I watched it happening from afar. There was no other way around it, no way to stay close to her.

She would cook in the sun, unabashed, unhurried, turning the bright pink of a ripe lobster. Her thin blue veins turned green and bulged from her skin like the ropes of a ship, and she shuffled prison-inmate circles in the garden. She would shush me to listen to the bees when I took my newspaper outside and tried to make conversation. She would close her eyes, tip her head back and smile at their low, robotic drone. I kept leaving bowls of food at her feet like offerings to the gods, but she wouldn’t even look at them. They went cold, solidified and attracted flies until I gave in and took them away again to save myself the tragic sight.
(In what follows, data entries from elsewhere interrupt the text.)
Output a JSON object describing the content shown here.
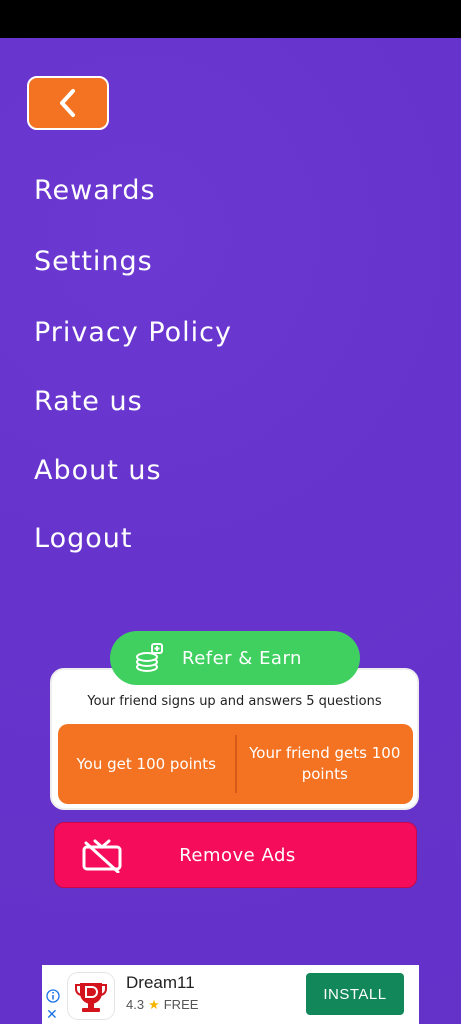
{
  "menu": {
    "items": [
      {
        "label": "Rewards"
      },
      {
        "label": "Settings"
      },
      {
        "label": "Privacy Policy"
      },
      {
        "label": "Rate us"
      },
      {
        "label": "About us"
      },
      {
        "label": "Logout"
      }
    ]
  },
  "back_button": {
    "icon": "chevron-left-icon"
  },
  "refer": {
    "button_label": "Refer & Earn",
    "description": "Your friend signs up and answers 5 questions",
    "you_get": "You get 100 points",
    "friend_gets": "Your friend gets 100 points"
  },
  "remove_ads": {
    "label": "Remove Ads",
    "icon": "no-tv-icon"
  },
  "ad": {
    "app_name": "Dream11",
    "rating": "4.3",
    "price": "FREE",
    "install_label": "INSTALL"
  },
  "colors": {
    "background": "#6633cc",
    "back_button": "#f47322",
    "refer_pill": "#3fd060",
    "reward_box": "#f47322",
    "remove_ads": "#f50d5c",
    "install": "#12875a"
  }
}
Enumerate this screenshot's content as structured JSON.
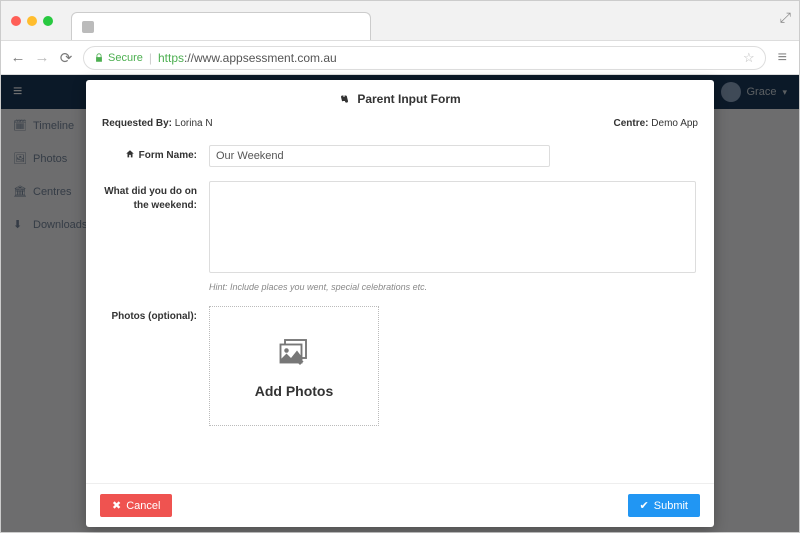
{
  "browser": {
    "secure_label": "Secure",
    "url_prefix": "https",
    "url_rest": "://www.appsessment.com.au"
  },
  "header": {
    "username": "Grace"
  },
  "sidebar": {
    "items": [
      {
        "label": "Timeline"
      },
      {
        "label": "Photos"
      },
      {
        "label": "Centres"
      },
      {
        "label": "Downloads"
      }
    ]
  },
  "modal": {
    "title": "Parent Input Form",
    "requested_by_label": "Requested By:",
    "requested_by_value": "Lorina N",
    "centre_label": "Centre:",
    "centre_value": "Demo App",
    "form_name_label": "Form Name:",
    "form_name_value": "Our Weekend",
    "weekend_label": "What did you do on the weekend:",
    "weekend_value": "",
    "hint": "Hint: Include places you went, special celebrations etc.",
    "photos_label": "Photos (optional):",
    "add_photos_label": "Add Photos",
    "cancel_label": "Cancel",
    "submit_label": "Submit"
  }
}
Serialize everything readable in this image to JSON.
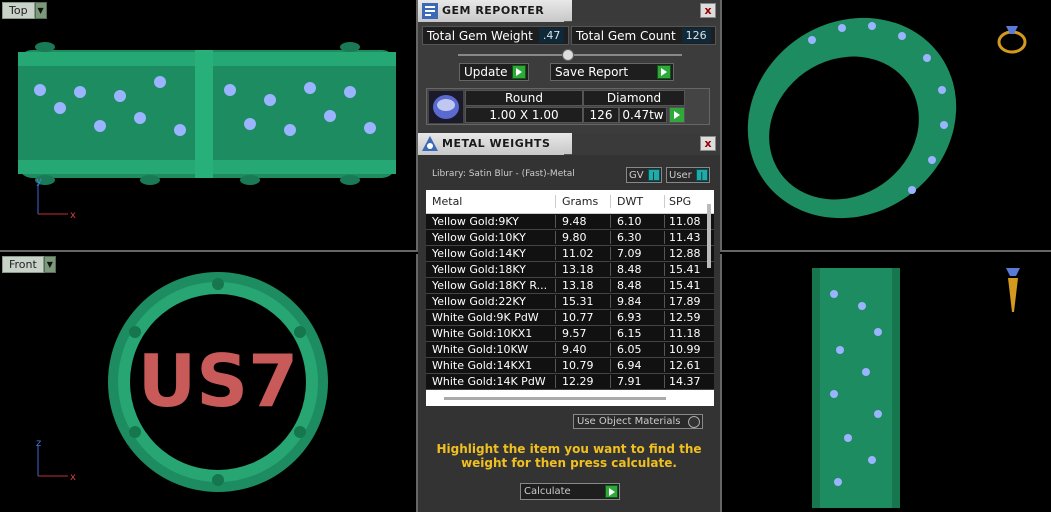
{
  "viewports": {
    "top_label": "Top",
    "front_label": "Front",
    "top_axes": {
      "y": "y",
      "x": "x"
    },
    "front_axes": {
      "z": "z",
      "x": "x"
    },
    "front_text": "US7"
  },
  "gem_reporter": {
    "title": "GEM REPORTER",
    "close": "x",
    "total_weight_label": "Total Gem Weight",
    "total_weight_value": ".47",
    "total_count_label": "Total Gem Count",
    "total_count_value": "126",
    "update_label": "Update",
    "save_report_label": "Save Report",
    "gem": {
      "shape": "Round",
      "material": "Diamond",
      "size": "1.00 X 1.00",
      "count": "126",
      "weight": "0.47tw"
    }
  },
  "metal_weights": {
    "title": "METAL WEIGHTS",
    "close": "x",
    "library": "Library: Satin Blur - (Fast)-Metal",
    "gv_label": "GV",
    "user_label": "User",
    "columns": [
      "Metal",
      "Grams",
      "DWT",
      "SPG"
    ],
    "rows": [
      [
        "Yellow Gold:9KY",
        "9.48",
        "6.10",
        "11.08"
      ],
      [
        "Yellow Gold:10KY",
        "9.80",
        "6.30",
        "11.43"
      ],
      [
        "Yellow Gold:14KY",
        "11.02",
        "7.09",
        "12.88"
      ],
      [
        "Yellow Gold:18KY",
        "13.18",
        "8.48",
        "15.41"
      ],
      [
        "Yellow Gold:18KY R...",
        "13.18",
        "8.48",
        "15.41"
      ],
      [
        "Yellow Gold:22KY",
        "15.31",
        "9.84",
        "17.89"
      ],
      [
        "White Gold:9K PdW",
        "10.77",
        "6.93",
        "12.59"
      ],
      [
        "White Gold:10KX1",
        "9.57",
        "6.15",
        "11.18"
      ],
      [
        "White Gold:10KW",
        "9.40",
        "6.05",
        "10.99"
      ],
      [
        "White Gold:14KX1",
        "10.79",
        "6.94",
        "12.61"
      ],
      [
        "White Gold:14K PdW",
        "12.29",
        "7.91",
        "14.37"
      ]
    ],
    "use_object_materials": "Use Object Materials",
    "hint": "Highlight the item you want to find the weight for then press calculate.",
    "calculate_label": "Calculate"
  },
  "colors": {
    "ring_green": "#1f9a6a",
    "gem_blue": "#8fa8ff",
    "hint_yellow": "#f0c020",
    "go_green": "#2faa3a"
  }
}
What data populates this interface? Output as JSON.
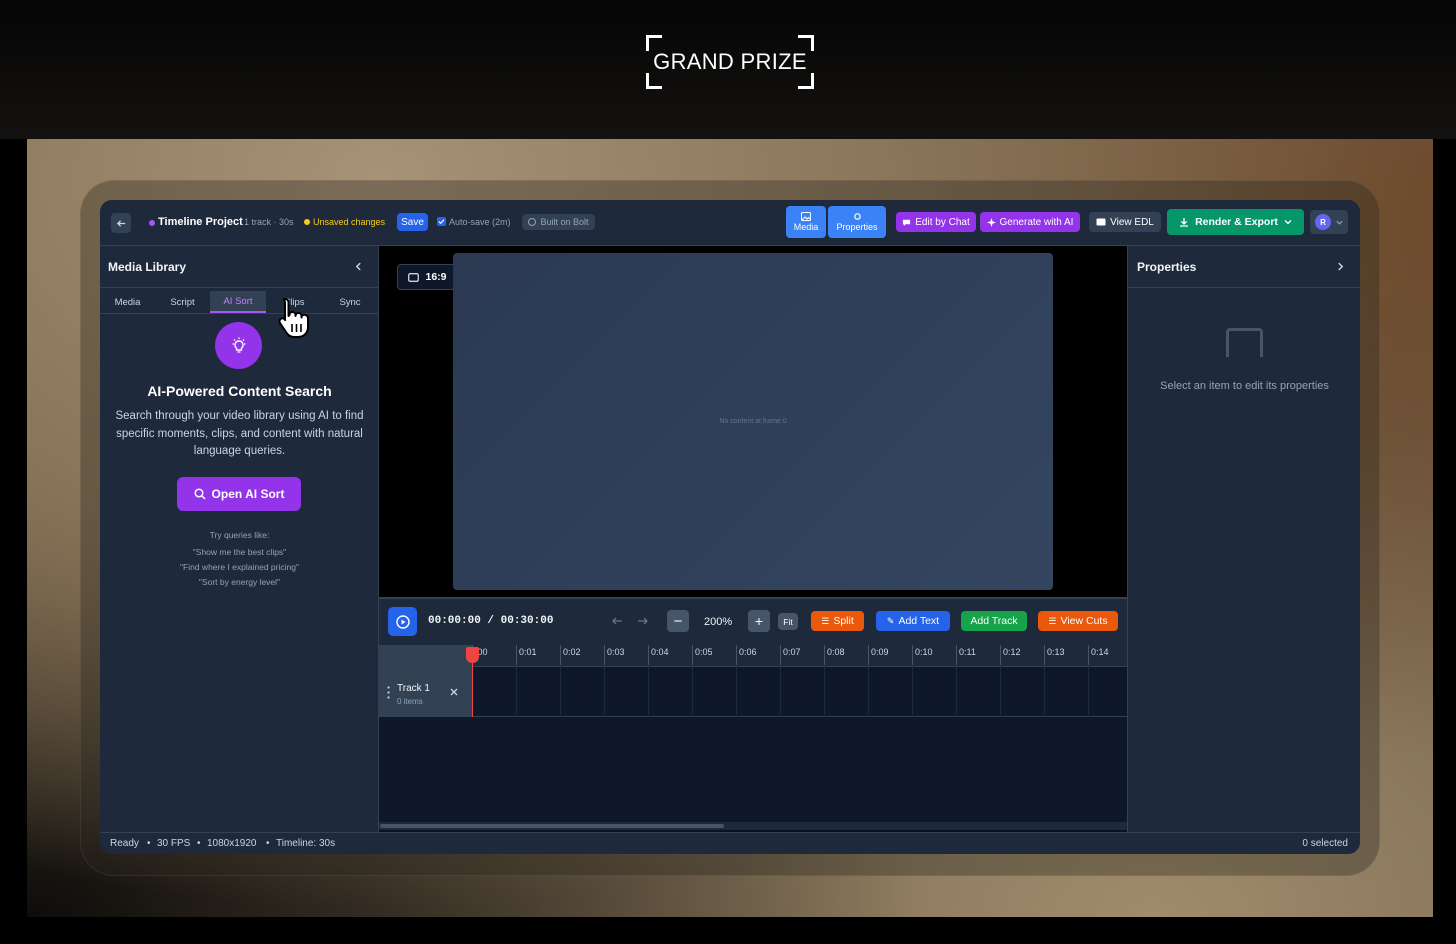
{
  "banner": {
    "title": "GRAND PRIZE"
  },
  "toolbar": {
    "project_title": "Timeline Project",
    "project_meta": "1 track · 30s",
    "unsaved": "Unsaved changes",
    "save_label": "Save",
    "autosave_label": "Auto-save (2m)",
    "built_on": "Built on Bolt",
    "media_label": "Media",
    "properties_label": "Properties",
    "edit_by_chat": "Edit by Chat",
    "generate_ai": "Generate with AI",
    "view_edl": "View EDL",
    "render_export": "Render & Export",
    "avatar_initial": "R"
  },
  "left_panel": {
    "title": "Media Library",
    "tabs": [
      "Media",
      "Script",
      "AI Sort",
      "Clips",
      "Sync"
    ],
    "active_tab": "AI Sort",
    "heading": "AI-Powered Content Search",
    "description": "Search through your video library using AI to find specific moments, clips, and content with natural language queries.",
    "button_label": "Open AI Sort",
    "try_label": "Try queries like:",
    "examples": [
      "\"Show me the best clips\"",
      "\"Find where I explained pricing\"",
      "\"Sort by energy level\""
    ]
  },
  "preview": {
    "aspect": "16:9",
    "empty_text": "No content at frame 0"
  },
  "timeline": {
    "timecode": "00:00:00 / 00:30:00",
    "zoom": "200%",
    "fit_label": "Fit",
    "split_label": "Split",
    "add_text_label": "Add Text",
    "add_track_label": "Add Track",
    "view_cuts_label": "View Cuts",
    "ruler": [
      ":00",
      "0:01",
      "0:02",
      "0:03",
      "0:04",
      "0:05",
      "0:06",
      "0:07",
      "0:08",
      "0:09",
      "0:10",
      "0:11",
      "0:12",
      "0:13",
      "0:14"
    ],
    "tracks": [
      {
        "name": "Track 1",
        "items": "0 items"
      }
    ],
    "scroll_fraction": 0.46
  },
  "right_panel": {
    "title": "Properties",
    "empty_text": "Select an item to edit its properties"
  },
  "status": {
    "left": [
      "Ready",
      "30 FPS",
      "1080x1920",
      "Timeline: 30s"
    ],
    "right": "0 selected"
  },
  "colors": {
    "accent_purple": "#9333ea",
    "accent_blue": "#2563eb",
    "render_green": "#059669",
    "split_orange": "#ea580c",
    "add_track_green": "#16a34a",
    "unsaved_yellow": "#facc15",
    "playhead_red": "#ef4444"
  }
}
She used to be beautiful. Her eyes were like downturned almonds, peppered at the edges with a blush of freckles. Her hair was the soft, dark brown of ground coffee, her smile like opening the tin. She’d always hated her visible her ears were when she put her hair up in a ponytail or a bun, so she hardly ever wore it up. But I always liked it because it made her look like a forest mouse.

Categories
Prose

Microfiction: Metamorphosis

Somehow things just started getting slower. I found myself spending more time in the garden, stretching my arms out towards the sun. Instead of drinking, I found it much more refreshing to soak my feet in cold water, especially on those hot summer days when the heat seems to echo all around you. I inhaled all day and exhaled all night. I didn’t sleep, or not exactly, but I liked to rest standing up and, by the first light of dawn, my fingertips were often wet with dew.

I stopped eating, but I’m not sure when. Food just slowly became a memory. My stomach turned at the thought of scrambled eggs or even a banana. At first, he would still cook for me and leave the bowls close to where I stood, but then whisk them away again, days later, untouched.

The lazy hum of bees filled my days. And the sunlight. I would bask in its glow. Small animals would shelter in my shade. The bees would throb their way through the blossoms slowly replacing my hair.

When it rained, small drops would filter through my fingers and gather into larger drops before falling to the ground. Sometimes they would land on an insect like divine intervention. When it rained, I could feel my roots shifting, spreading downwards, searching.

That was after I’d stopped moving. My roots stopped me moving, pulled me towards the earth. I was enmeshed, a sentinel. My arms, my branches, would tilt slightly. My leaves would unfurl in the East first. I was a sundial.

At some point, I must have closed my eyes, but when I closed them, I could only see the universe, stretched out before me like a carpet or a Torah roll. A vast nebula, a tight weave of knots. Some of them were burning, some were growing, some were dying.